Especially with hearing aids for babies or cochlear implants for babies, earmolds will be very small and the ear canal very narrow. The smaller earmolds are, the more susceptible they are to cracking, especially along where the tubing is. Checking earmolds for cracks or damage should be a daily routine you will become accustomed to, but be sure to be especially vigilant if squeaks are occurring often from your baby’s hearing aids or cochlear implants.
It’s the tubing inside the earmold that carries the sound from the device to the inner ear. If it’s rigid or cracked, it can allow sound to escape, meaning feedback as vibrations and noise bounce back to the device microphone. It’s best to change tubing at least every four to six months to ensure optimum sound. Retubing also needs to happen if wax build-up is a big problem, and the tube becomes blocked at all.
The elbow – the hard piece of plastic which sits on top of the ear and attaches the hearing aid BTE section to the tubing can actually break or crack, causing sound to leak, just the same as the tubing can. Be sure to check the elbow for cracks or holes, and ask your audiologist for spares in case of breakages. Children and babies can break elbows far easier than you would imagine, so it’s good to always have spares ready just in case.
Not an easily solvable problem but a big cause of feedback can be contact with the microphone on a child’s hearing aid or cochlear implant. Squeaking may happen particularly often when cuddling your infant, or feeding your baby up close. It may also happen if your child is wearing a hat or clothing that covers or brushes past the microphone.

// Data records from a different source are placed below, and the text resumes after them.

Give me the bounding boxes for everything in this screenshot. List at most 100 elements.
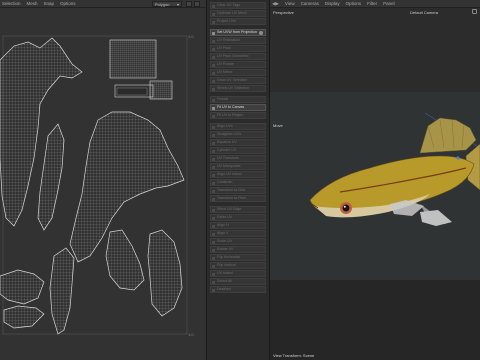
- viewport-menu-options[interactable]: Options: [346, 1, 362, 6]
- cmd-item[interactable]: UV Transform: [210, 155, 266, 162]
- uv-menu-snap[interactable]: Snap: [44, 1, 55, 6]
- cmd-item[interactable]: UV Rotate: [210, 61, 266, 68]
- cmd-item[interactable]: UV Mirror: [210, 69, 266, 76]
- cmd-item-label: UV Transform: [217, 156, 240, 160]
- uv-menu-mesh[interactable]: Mesh: [27, 1, 38, 6]
- cmd-item[interactable]: Flip Vertical: [210, 262, 266, 269]
- cmd-item[interactable]: Optimize UV Mesh: [210, 10, 266, 17]
- uv-mode-select[interactable]: Polygon: [152, 1, 182, 7]
- settings-dot-icon[interactable]: [259, 31, 263, 35]
- cmd-item[interactable]: Select All: [210, 278, 266, 285]
- viewport-projection-label: Perspective: [273, 10, 294, 15]
- cmd-item[interactable]: UV Manipulate: [210, 163, 266, 170]
- cmd-item-label: Equalize UV: [217, 140, 237, 144]
- cmd-item-label: Shrink UV Selection: [217, 86, 249, 90]
- cmd-item[interactable]: UV Island: [210, 270, 266, 277]
- uv-axis-label-top: 1.0: [188, 34, 194, 39]
- cmd-item-label: Rotate UV: [217, 247, 234, 251]
- cmd-item[interactable]: Relax UV: [210, 214, 266, 221]
- cmd-item[interactable]: Grow UV Selection: [210, 77, 266, 84]
- cmd-item[interactable]: Fit UV to Region: [210, 112, 266, 119]
- cmd-item-label: Clear UV Tags: [217, 3, 241, 7]
- viewport-icons: [472, 9, 477, 14]
- uv-tool-button-1[interactable]: [186, 1, 192, 7]
- viewport-menu-cameras[interactable]: Cameras: [301, 1, 319, 6]
- cmd-item-label: Constrain: [217, 180, 233, 184]
- cmd-item-label: UV Pack: [217, 46, 231, 50]
- cmd-item-label: Flip Vertical: [217, 263, 236, 267]
- cmd-item[interactable]: Cylinder UV: [210, 147, 266, 154]
- uv-menu-options[interactable]: Options: [60, 1, 76, 6]
- viewport-tool-label: Move: [273, 123, 283, 128]
- cmd-item[interactable]: Frontal: [210, 96, 266, 103]
- cmd-item-label: Cylinder UV: [217, 148, 237, 152]
- uv-tool-button-2[interactable]: [194, 1, 200, 7]
- cmd-item-set-uvw-from-projection[interactable]: Set UVW from Projection: [210, 29, 266, 36]
- cmd-item-label: Frontal: [217, 97, 229, 101]
- cmd-item[interactable]: Flip Horizontal: [210, 254, 266, 261]
- cmd-item[interactable]: Scale UV: [210, 238, 266, 245]
- cmd-item[interactable]: Stitch UV Edge: [210, 206, 266, 213]
- cmd-item[interactable]: Align H: [210, 222, 266, 229]
- cmd-item-label: UV Mirror: [217, 70, 233, 74]
- uv-mesh-islands: [0, 35, 188, 335]
- cmd-item-label: Align V: [217, 231, 229, 235]
- cmd-item-label: UV Island: [217, 271, 233, 275]
- cmd-item-label: Set UVW from Projection: [217, 30, 257, 34]
- cmd-item[interactable]: Align V: [210, 230, 266, 237]
- uv-toolbar-buttons: [186, 1, 200, 7]
- cmd-item-label: Straighten UVs: [217, 132, 242, 136]
- cmd-item[interactable]: UV Relaxation: [210, 37, 266, 44]
- cmd-item-label: Fit UV to Canvas: [217, 105, 245, 109]
- viewport-menu-view[interactable]: View: [285, 1, 295, 6]
- cmd-item[interactable]: Constrain: [210, 179, 266, 186]
- cmd-item-label: Transform to Grid: [217, 188, 246, 192]
- viewport-status-text: View Transform: Scene: [273, 353, 315, 358]
- cmd-item-label: Transform to Pixel: [217, 196, 247, 200]
- cmd-item-label: Align UVs: [217, 124, 233, 128]
- cmd-item[interactable]: Deselect: [210, 286, 266, 293]
- viewport-menubar: ◀▶ View Cameras Display Options Filter P…: [270, 0, 480, 8]
- cmd-item-label: UV Manipulate: [217, 164, 241, 168]
- cmd-item[interactable]: Align UV Island: [210, 171, 266, 178]
- cmd-item-label: Project UVs: [217, 19, 236, 23]
- viewport-camera-label[interactable]: Default Camera: [410, 10, 438, 15]
- cmd-item[interactable]: Straighten UVs: [210, 131, 266, 138]
- cmd-item[interactable]: Transform to Pixel: [210, 195, 266, 202]
- uv-canvas[interactable]: 1.0 1.0: [0, 8, 206, 360]
- cmd-item-label: Scale UV: [217, 239, 232, 243]
- cmd-item-label: Align H: [217, 223, 229, 227]
- 3d-viewport[interactable]: Perspective Default Camera Move View Tra…: [270, 8, 480, 360]
- cmd-item-fit-uv-to-canvas[interactable]: Fit UV to Canvas: [210, 104, 266, 111]
- viewport-menu-display[interactable]: Display: [325, 1, 340, 6]
- cmd-item[interactable]: Clear UV Tags: [210, 2, 266, 9]
- uv-menu-selection[interactable]: Selection: [2, 1, 21, 6]
- cmd-item-label: Flip Horizontal: [217, 255, 240, 259]
- cmd-item[interactable]: Align UVs: [210, 123, 266, 130]
- cmd-item-label: Grow UV Selection: [217, 78, 248, 82]
- cmd-item[interactable]: Shrink UV Selection: [210, 85, 266, 92]
- viewport-settings-icon[interactable]: [472, 9, 477, 14]
- cmd-item[interactable]: Transform to Grid: [210, 187, 266, 194]
- viewport-menu-filter[interactable]: Filter: [367, 1, 377, 6]
- cmd-item-label: Select All: [217, 279, 232, 283]
- cmd-item-label: Stitch UV Edge: [217, 207, 242, 211]
- cmd-item[interactable]: UV Pack: [210, 45, 266, 52]
- cmd-item-label: UV Pack Geometric: [217, 54, 249, 58]
- fish-model: [309, 112, 480, 226]
- uv-axis-label-bottom: 1.0: [188, 332, 194, 337]
- cmd-item-label: UV Relaxation: [217, 38, 240, 42]
- cmd-item-label: Deselect: [217, 287, 231, 291]
- cmd-item[interactable]: Rotate UV: [210, 246, 266, 253]
- cmd-item-label: Optimize UV Mesh: [217, 11, 247, 15]
- viewport-menu-panel[interactable]: Panel: [383, 1, 395, 6]
- cmd-item-label: UV Rotate: [217, 62, 234, 66]
- viewport-nav-arrows-icon[interactable]: ◀▶: [272, 1, 279, 7]
- cmd-item-label: Relax UV: [217, 215, 233, 219]
- uv-command-panel: Clear UV Tags Optimize UV Mesh Project U…: [206, 0, 270, 360]
- cmd-item[interactable]: Equalize UV: [210, 139, 266, 146]
- cmd-item-label: Fit UV to Region: [217, 113, 244, 117]
- cmd-item[interactable]: Project UVs: [210, 18, 266, 25]
- cmd-item[interactable]: UV Pack Geometric: [210, 53, 266, 60]
- cmd-item-label: Align UV Island: [217, 172, 242, 176]
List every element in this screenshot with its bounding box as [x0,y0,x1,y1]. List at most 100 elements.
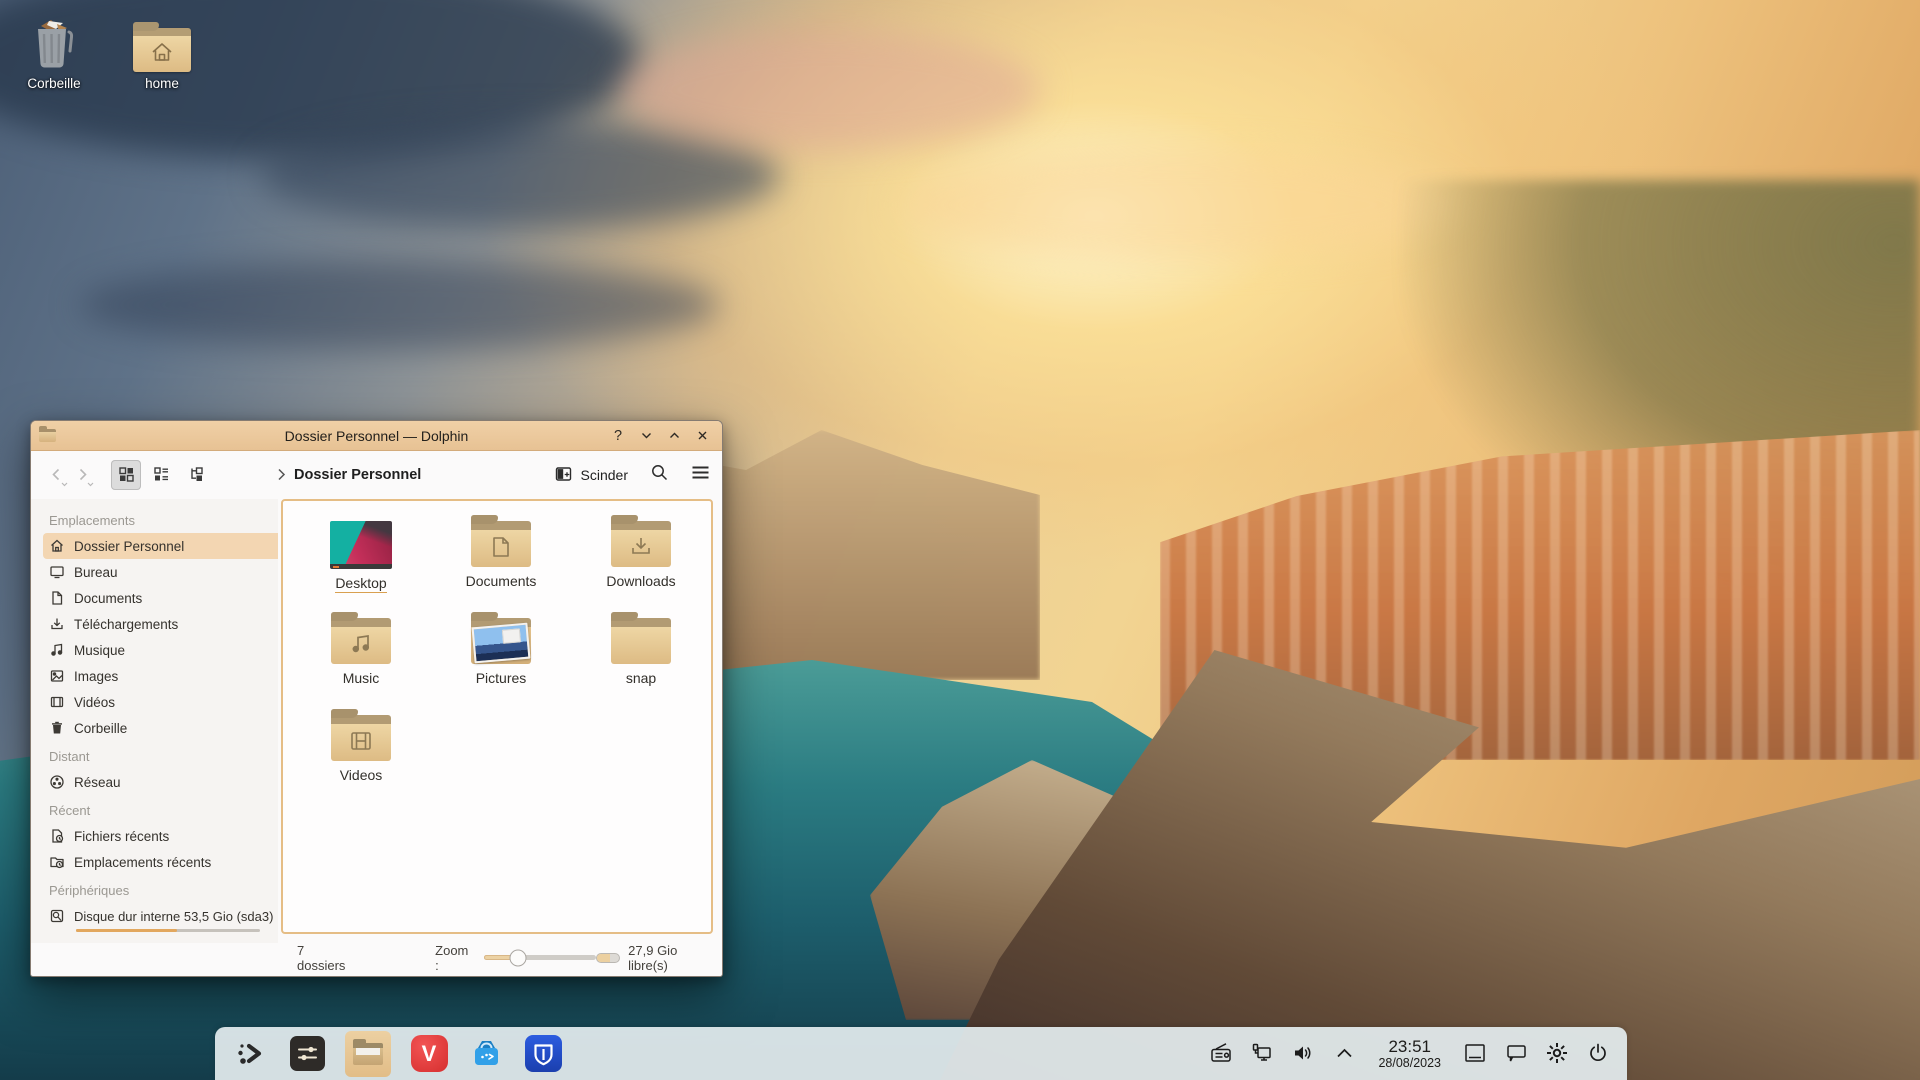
sidebar-item-videos[interactable]: Vidéos [43,689,278,715]
home-folder-icon [116,12,208,72]
section-title: Récent [49,803,278,818]
sidebar-item-label: Réseau [74,775,121,790]
sidebar-item-musique[interactable]: Musique [43,637,278,663]
file-label: Documents [466,574,537,590]
sidebar-item-corbeille[interactable]: Corbeille [43,715,278,741]
back-button[interactable] [43,460,69,490]
tray-expand-chevron[interactable] [1331,1040,1357,1066]
tweaks-icon [290,1036,325,1071]
sidebar-item-dossier-personnel[interactable]: Dossier Personnel [43,533,278,559]
file-label: Desktop [335,576,386,593]
sidebar-item-telechargements[interactable]: Téléchargements [43,611,278,637]
show-desktop-button[interactable] [1462,1040,1488,1066]
tree-view-button[interactable] [181,460,211,490]
recent-locations-icon [49,854,65,870]
icons-view-button[interactable] [111,460,141,490]
vivaldi-icon: V [411,1035,448,1072]
download-icon [49,616,65,632]
forward-button[interactable] [69,460,95,490]
sidebar-item-label: Vidéos [74,695,115,710]
sidebar-item-documents[interactable]: Documents [43,585,278,611]
downloads-folder-icon [611,521,671,567]
maximize-button[interactable] [662,425,686,447]
split-view-button[interactable]: Scinder [555,466,628,483]
file-label: snap [626,671,656,687]
taskbar-panel: V [215,1027,1627,1080]
sidebar-item-label: Dossier Personnel [74,539,184,554]
app-launcher-button[interactable] [231,1035,269,1073]
toolbar: Dossier Personnel Scinder [31,451,722,498]
help-button[interactable]: ? [606,425,630,447]
window-titlebar[interactable]: Dossier Personnel — Dolphin ? [31,421,722,451]
file-snap[interactable]: snap [571,614,711,711]
settings-tweaks-button[interactable] [288,1035,326,1073]
dolphin-window: Dossier Personnel — Dolphin ? [30,420,723,977]
home-icon [49,538,65,554]
sidebar-item-images[interactable]: Images [43,663,278,689]
notifications-button[interactable] [1503,1040,1529,1066]
radio-tray-icon[interactable] [1208,1040,1234,1066]
file-music[interactable]: Music [291,614,431,711]
dolphin-task-button-active[interactable] [345,1031,391,1077]
display-device-tray-icon[interactable] [1249,1040,1275,1066]
free-space-bar [596,953,620,963]
desktop-icon [49,564,65,580]
desktop-icon-trash[interactable]: Corbeille [8,12,100,91]
search-button[interactable] [650,463,669,487]
power-button[interactable] [1585,1040,1611,1066]
snap-folder-icon [611,618,671,664]
sidebar-item-label: Documents [74,591,142,606]
clock-date: 28/08/2023 [1378,1056,1441,1070]
music-icon [49,642,65,658]
disk-usage-fill [76,929,177,932]
system-settings-pinwheel-icon[interactable] [1544,1040,1570,1066]
desktop-root: Corbeille home Dossier Personnel — Dolph… [0,0,1920,1080]
sidebar-item-fichiers-recents[interactable]: Fichiers récents [43,823,278,849]
desktop-icon-home[interactable]: home [116,12,208,91]
music-folder-icon [331,618,391,664]
clock-time: 23:51 [1378,1037,1441,1057]
documents-folder-icon [471,521,531,567]
pictures-folder-icon [471,618,531,664]
minimize-button[interactable] [634,425,658,447]
section-title: Distant [49,749,278,764]
photo-preview [472,623,531,664]
sidebar-item-emplacements-recents[interactable]: Emplacements récents [43,849,278,875]
sidebar-item-reseau[interactable]: Réseau [43,769,278,795]
desktop-folder-thumbnail [330,521,392,569]
file-pictures[interactable]: Pictures [431,614,571,711]
launcher-icon [235,1040,265,1068]
bitwarden-button[interactable] [524,1035,562,1073]
sidebar-item-bureau[interactable]: Bureau [43,559,278,585]
disk-usage-bar [76,929,260,932]
clock[interactable]: 23:51 28/08/2023 [1372,1037,1447,1071]
sidebar-item-label: Fichiers récents [74,829,169,844]
discover-button[interactable] [467,1035,505,1073]
view-mode-group [111,460,211,490]
hard-drive-icon [49,908,65,924]
file-desktop[interactable]: Desktop [291,517,431,614]
file-downloads[interactable]: Downloads [571,517,711,614]
folder-view[interactable]: Desktop Documents [281,499,713,934]
places-panel: Emplacements Dossier Personnel Bureau [31,499,278,943]
dolphin-icon [353,1043,383,1065]
zoom-label: Zoom : [435,943,474,973]
file-documents[interactable]: Documents [431,517,571,614]
file-label: Videos [340,768,383,784]
image-icon [49,668,65,684]
split-label: Scinder [581,467,628,483]
file-videos[interactable]: Videos [291,711,431,808]
zoom-slider-knob[interactable] [509,949,526,966]
breadcrumb-current[interactable]: Dossier Personnel [294,467,421,483]
hamburger-menu-button[interactable] [691,465,710,485]
sidebar-item-disque-interne[interactable]: Disque dur interne 53,5 Gio (sda3) [43,903,278,929]
cloud-shape [900,150,1460,260]
zoom-slider[interactable] [484,955,597,960]
close-button[interactable] [690,425,714,447]
free-space-label: 27,9 Gio libre(s) [628,943,712,973]
sidebar-item-label: Emplacements récents [74,855,211,870]
breadcrumb[interactable]: Dossier Personnel [277,467,421,483]
details-view-button[interactable] [146,460,176,490]
volume-tray-icon[interactable] [1290,1040,1316,1066]
vivaldi-button[interactable]: V [410,1035,448,1073]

Wax build-up inside the ear is another factor when it comes to squeaking noises coming from babies hearing aids or cochlear implants. If your child’s ears become too waxy, sounds can reverberate off of the wax and back into the hearing device instead of being able to pass freely into the inner ear. To clear wax, use olive oil drops or sprays such as Earol. It’s best to avoid sodium bicarbonate for little ears if possible, but if you are having trouble clearing wax with olive oil alone, speak to your audiologist for other solutions, including microsuction.
When we speak or have a lot of jaw movement, such as when we eat or even sneeze, our ear canals actually move along with our jaws. As children’s ear canals are small, this movement can cause earmolds to move out of place, causing an air gap that allows feedback. This issue should resolve itself over time, as your child’s ears grow but you could speak to your audiologist about altering the earmolds to have a longer piece to go into the ear canal. Good quality lubricants can also help to create a seal, to minimise movement. We find the best lubricant for this is Otoferm but there are many others out there you could try.
Your baby or child may experience more feedback noise from hearing aids or cochlear implants if he or she has narrow ear canals, as the sound can bounce back into the hearing aid more easily, similarly to with wax. There are certain syndromes or conditions that are prone to narrow ear canals, so you may want to speak to your GP or audiologist to further explore if this is the case.